In an op-ed, Walton County Sheriff Michael Adkinson explained the advantages of the new FirstNet system, and the disadvantages of sharing a network with civilians.

"Right now, public safety shares the same commercial network that citizens use, and that network is neither secure nor available everywhere or every time we need it," wrote Adkinson, president of the Florida Sheriff's Association.

"A remote location, storm damage, or a high level of use by the general public can leave ambulance drivers, firefighters and police officers without a connection."

The goal of FirstNet, set to come online in March, is to fix all that. It will be run by the First Responder Network Authority, a federal agency under the Commerce Department.

Currently, a panoply of local, state and federal agencies use their own networks and devices, making interagency communication difficult. Some agencies simply cannot talk to each other, even those that operate near each other.

Once FirstNet is rolled out, public safety agencies can switch to the new national network, allowing them to more easily share information.

The system is also supposed to improve communication among responders during disasters and large, densely populated events -- times when cell networks used by civilians are prone to overload, rendering cellphones useless for communication.

FirstNet was born from the recommendations of the 9/11 Commission, which dissolved in 2004. It took years and heavy lobbying by public safety groups before Congress finally chartered the First Responder Network Authority in 2012.

However, FirstNet has its critics. It will cost billions of dollars to build, has taken years to get off the ground and the agency's operations have been critiqued by government inspectors along the way. Some critics believe that the system has taken so long to bring online that modern cell technology has already solved the problems FirstNet was supposed to address a decade ago.

In March 2017, the Commerce Department picked AT&T to build, operate and maintain the network. The federal government will pay $6.5 billion over the first five years of the contract.

FirstNet works like this: the government gave AT&T 20 megahertz of new airwaves, or spectrum, to host the new network. The extra spectrum adds capacity to AT&T's wireless network, allowing more devices to connect.

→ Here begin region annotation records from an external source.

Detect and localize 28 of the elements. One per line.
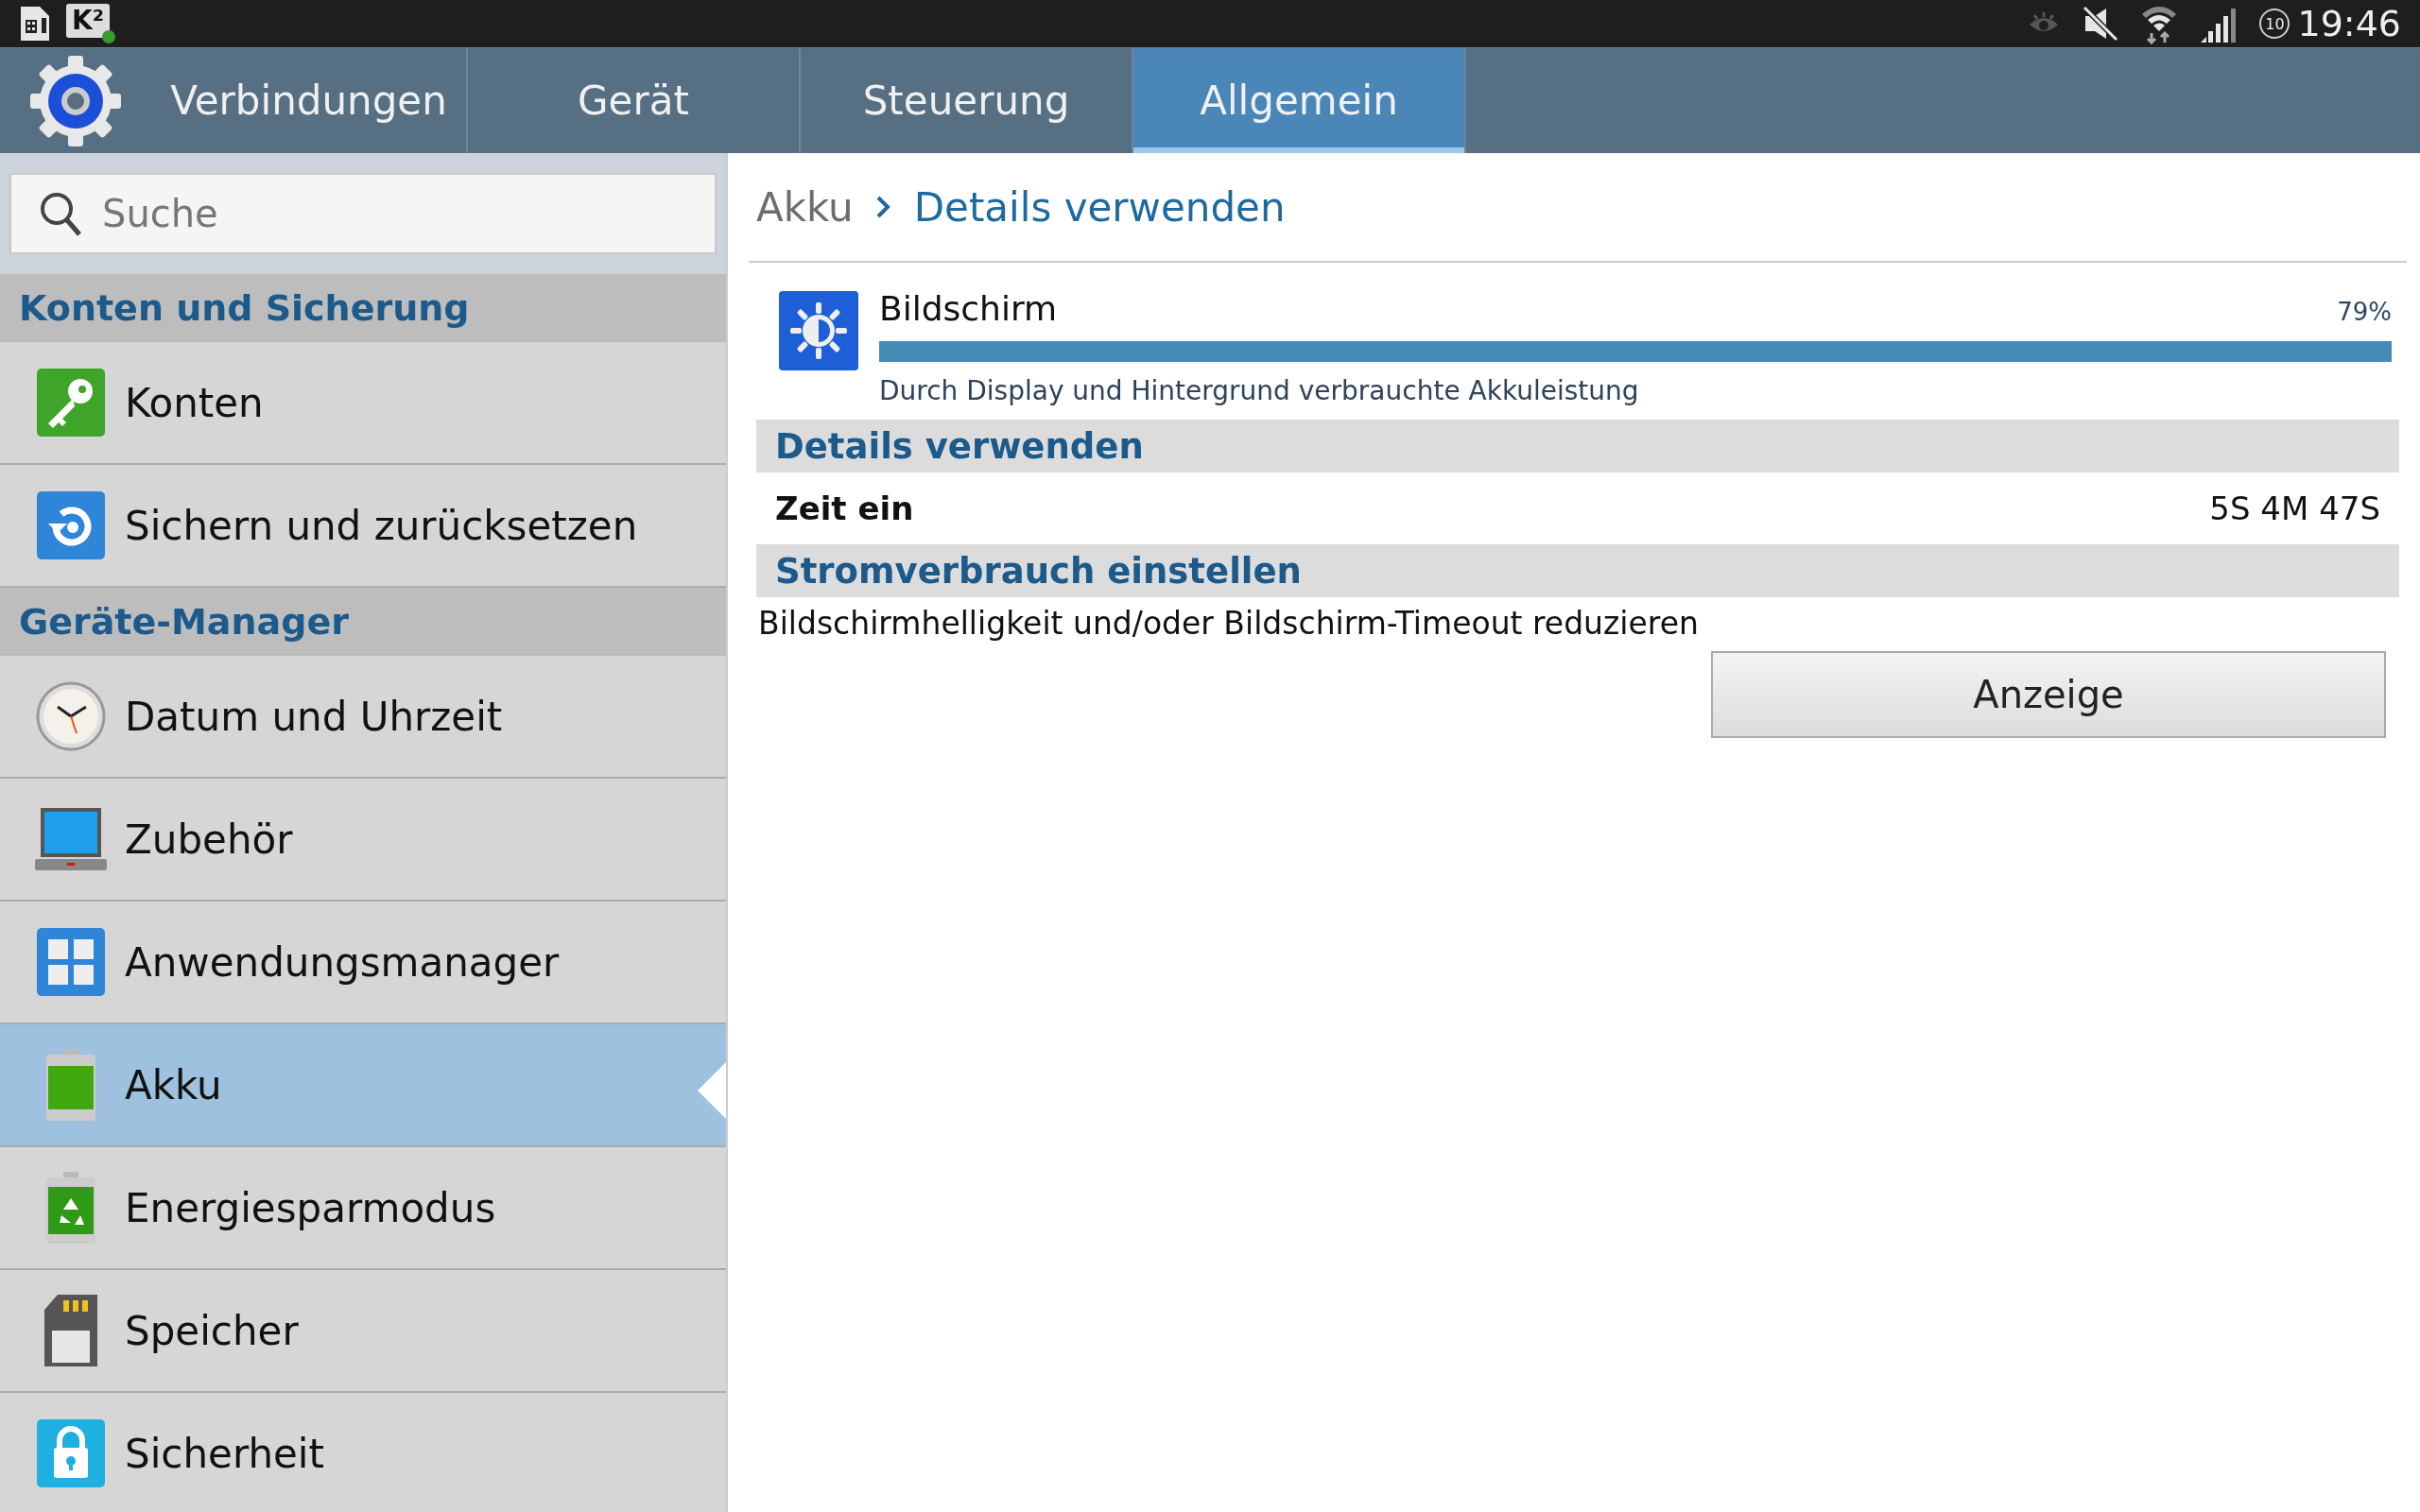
breadcrumb-item[interactable]: Akku	[756, 183, 854, 231]
usage-percent: 79%	[2337, 298, 2392, 326]
restore-icon	[35, 490, 107, 561]
lock-icon	[35, 1418, 107, 1489]
sidebar-item[interactable]: Akku	[0, 1024, 726, 1147]
detail-value: 5S 4M 47S	[2209, 490, 2380, 527]
settings-icon	[28, 53, 123, 148]
search-field[interactable]: Suche	[9, 173, 717, 254]
clock-icon	[35, 680, 107, 752]
sim-card-icon	[19, 5, 51, 43]
key-icon	[35, 367, 107, 438]
brightness-icon	[777, 289, 860, 372]
grid-icon	[35, 926, 107, 998]
section-header: Geräte-Manager	[0, 588, 726, 656]
usage-description: Durch Display und Hintergrund verbrauchte Akkuleistung	[879, 375, 1640, 406]
usage-name: Bildschirm	[879, 289, 1058, 328]
timer-badge: 10	[2259, 9, 2290, 39]
selection-pointer	[698, 1062, 726, 1119]
display-button[interactable]: Anzeige	[1711, 651, 2386, 738]
laptop-icon	[33, 806, 109, 872]
detail-label: Zeit ein	[775, 490, 914, 527]
section-header: Details verwenden	[756, 420, 2399, 472]
section-header: Konten und Sicherung	[0, 274, 726, 342]
clock-time: 19:46	[2297, 3, 2401, 44]
hint-text: Bildschirmhelligkeit und/oder Bildschirm-Timeout reduzieren	[757, 604, 1700, 644]
section-header: Stromverbrauch einstellen	[756, 544, 2399, 597]
breadcrumb-item: Details verwenden	[913, 183, 1286, 231]
mute-icon	[2082, 5, 2120, 43]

Most days, public safety agencies won't need that extra room. So AT&T's regular customers will benefit.

But during high-stress situations, when chatter among responders is high and public safety agencies need to send and receive large amounts of data, they can elbow out everyone else using that 20 megahertz.

AT&T has also promised to improve cell service to rural areas of the country in order to make FirstNet an option for responders outside metropolitan areas.

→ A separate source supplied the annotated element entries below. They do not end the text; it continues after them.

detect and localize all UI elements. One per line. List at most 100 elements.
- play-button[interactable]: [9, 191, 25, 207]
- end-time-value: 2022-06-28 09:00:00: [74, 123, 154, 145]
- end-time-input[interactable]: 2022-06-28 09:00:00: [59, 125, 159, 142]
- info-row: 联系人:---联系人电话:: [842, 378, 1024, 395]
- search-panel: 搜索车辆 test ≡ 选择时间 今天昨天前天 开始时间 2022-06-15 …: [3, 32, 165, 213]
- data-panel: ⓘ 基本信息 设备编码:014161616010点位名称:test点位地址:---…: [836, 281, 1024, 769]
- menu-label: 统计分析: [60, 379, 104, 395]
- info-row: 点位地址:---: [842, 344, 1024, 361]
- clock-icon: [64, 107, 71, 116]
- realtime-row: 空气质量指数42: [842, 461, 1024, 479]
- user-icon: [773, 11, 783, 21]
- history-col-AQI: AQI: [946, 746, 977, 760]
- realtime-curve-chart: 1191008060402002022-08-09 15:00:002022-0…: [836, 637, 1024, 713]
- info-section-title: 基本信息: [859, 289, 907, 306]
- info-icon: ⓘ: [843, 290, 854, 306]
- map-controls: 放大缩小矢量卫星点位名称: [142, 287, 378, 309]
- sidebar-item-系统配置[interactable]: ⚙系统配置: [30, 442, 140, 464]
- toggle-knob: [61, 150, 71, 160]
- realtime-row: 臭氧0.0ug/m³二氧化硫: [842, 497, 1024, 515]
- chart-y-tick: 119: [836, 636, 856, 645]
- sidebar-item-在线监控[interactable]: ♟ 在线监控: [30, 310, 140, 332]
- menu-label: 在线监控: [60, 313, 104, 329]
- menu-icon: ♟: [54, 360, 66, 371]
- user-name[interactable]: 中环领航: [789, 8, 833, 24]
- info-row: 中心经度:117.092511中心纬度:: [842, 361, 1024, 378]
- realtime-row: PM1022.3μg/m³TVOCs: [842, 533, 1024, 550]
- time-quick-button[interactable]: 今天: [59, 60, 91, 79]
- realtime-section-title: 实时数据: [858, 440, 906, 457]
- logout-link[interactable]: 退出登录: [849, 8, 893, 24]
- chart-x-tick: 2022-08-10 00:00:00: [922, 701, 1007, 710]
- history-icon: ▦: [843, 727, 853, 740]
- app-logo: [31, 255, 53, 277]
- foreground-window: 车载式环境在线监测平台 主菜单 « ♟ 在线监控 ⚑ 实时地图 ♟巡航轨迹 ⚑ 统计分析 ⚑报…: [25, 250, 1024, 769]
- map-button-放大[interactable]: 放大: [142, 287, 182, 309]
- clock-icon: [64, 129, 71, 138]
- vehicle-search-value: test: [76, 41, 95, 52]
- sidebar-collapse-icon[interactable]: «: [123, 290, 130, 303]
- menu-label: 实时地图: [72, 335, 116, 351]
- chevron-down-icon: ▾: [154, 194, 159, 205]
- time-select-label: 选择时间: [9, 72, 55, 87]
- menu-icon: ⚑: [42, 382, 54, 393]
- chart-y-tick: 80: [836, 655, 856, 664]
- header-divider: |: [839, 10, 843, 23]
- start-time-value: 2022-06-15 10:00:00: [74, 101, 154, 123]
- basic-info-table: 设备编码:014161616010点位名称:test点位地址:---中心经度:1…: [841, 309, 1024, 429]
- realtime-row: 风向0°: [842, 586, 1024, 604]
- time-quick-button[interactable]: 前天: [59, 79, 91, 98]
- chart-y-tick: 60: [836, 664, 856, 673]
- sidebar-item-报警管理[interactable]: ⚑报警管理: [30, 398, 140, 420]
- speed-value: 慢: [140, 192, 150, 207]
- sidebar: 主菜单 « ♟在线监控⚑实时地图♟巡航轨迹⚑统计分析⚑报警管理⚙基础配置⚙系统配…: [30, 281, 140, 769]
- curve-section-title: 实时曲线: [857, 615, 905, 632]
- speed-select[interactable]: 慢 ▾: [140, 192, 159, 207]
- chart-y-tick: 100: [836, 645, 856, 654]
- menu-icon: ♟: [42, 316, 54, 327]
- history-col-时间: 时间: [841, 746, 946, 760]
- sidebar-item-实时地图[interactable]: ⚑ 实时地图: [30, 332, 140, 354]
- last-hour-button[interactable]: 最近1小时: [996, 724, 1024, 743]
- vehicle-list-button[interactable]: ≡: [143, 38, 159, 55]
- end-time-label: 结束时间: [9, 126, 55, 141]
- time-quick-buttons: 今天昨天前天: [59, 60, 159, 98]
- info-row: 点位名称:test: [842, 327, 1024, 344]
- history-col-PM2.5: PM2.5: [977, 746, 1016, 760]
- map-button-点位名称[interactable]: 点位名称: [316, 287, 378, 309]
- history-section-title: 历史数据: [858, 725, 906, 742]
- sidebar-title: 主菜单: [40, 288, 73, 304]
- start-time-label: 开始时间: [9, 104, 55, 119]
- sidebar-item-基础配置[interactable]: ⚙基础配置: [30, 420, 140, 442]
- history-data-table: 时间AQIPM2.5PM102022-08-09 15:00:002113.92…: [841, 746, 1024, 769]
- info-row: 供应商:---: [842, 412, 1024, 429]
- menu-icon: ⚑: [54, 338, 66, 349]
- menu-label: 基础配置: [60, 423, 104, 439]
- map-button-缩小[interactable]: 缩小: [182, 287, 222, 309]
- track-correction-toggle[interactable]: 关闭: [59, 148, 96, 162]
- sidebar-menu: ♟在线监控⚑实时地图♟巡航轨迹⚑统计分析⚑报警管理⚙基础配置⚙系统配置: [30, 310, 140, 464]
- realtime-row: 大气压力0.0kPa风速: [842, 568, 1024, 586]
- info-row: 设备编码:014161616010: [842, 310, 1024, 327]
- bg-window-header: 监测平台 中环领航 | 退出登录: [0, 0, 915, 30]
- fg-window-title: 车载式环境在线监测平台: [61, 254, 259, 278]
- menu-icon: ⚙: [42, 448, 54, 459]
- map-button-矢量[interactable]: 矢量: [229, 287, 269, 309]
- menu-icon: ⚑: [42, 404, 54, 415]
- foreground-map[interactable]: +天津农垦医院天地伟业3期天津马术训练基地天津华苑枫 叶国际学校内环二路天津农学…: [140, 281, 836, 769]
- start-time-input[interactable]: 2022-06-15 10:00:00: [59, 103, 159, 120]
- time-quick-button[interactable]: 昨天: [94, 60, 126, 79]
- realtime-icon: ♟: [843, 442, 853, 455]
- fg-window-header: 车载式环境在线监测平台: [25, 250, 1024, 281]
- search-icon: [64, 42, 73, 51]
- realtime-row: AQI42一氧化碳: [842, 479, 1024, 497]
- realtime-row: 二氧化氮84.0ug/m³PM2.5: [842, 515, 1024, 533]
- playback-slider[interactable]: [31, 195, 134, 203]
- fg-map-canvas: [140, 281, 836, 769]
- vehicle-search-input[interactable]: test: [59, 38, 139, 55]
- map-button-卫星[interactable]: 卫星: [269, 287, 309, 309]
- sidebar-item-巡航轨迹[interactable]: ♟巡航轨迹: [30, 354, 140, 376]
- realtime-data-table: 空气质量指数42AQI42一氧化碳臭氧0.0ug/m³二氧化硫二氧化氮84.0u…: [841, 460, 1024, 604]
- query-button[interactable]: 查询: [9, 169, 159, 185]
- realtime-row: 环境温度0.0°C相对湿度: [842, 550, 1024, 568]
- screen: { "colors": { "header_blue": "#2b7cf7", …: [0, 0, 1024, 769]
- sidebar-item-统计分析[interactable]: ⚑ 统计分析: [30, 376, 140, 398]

Adkinson wrote that FirstNet will make cell service "more accessible and affordable to agencies from our population-dense cities to our most rural counties."

There's more in it for AT&T than just expanding its service: It gets a lucrative government contract reportedly worth $100 billion over 25 years.

The next step is for local agencies to decide if they want to join FirstNet. The authority said those agencies that do switch over will end up paying less than they pay for their current service.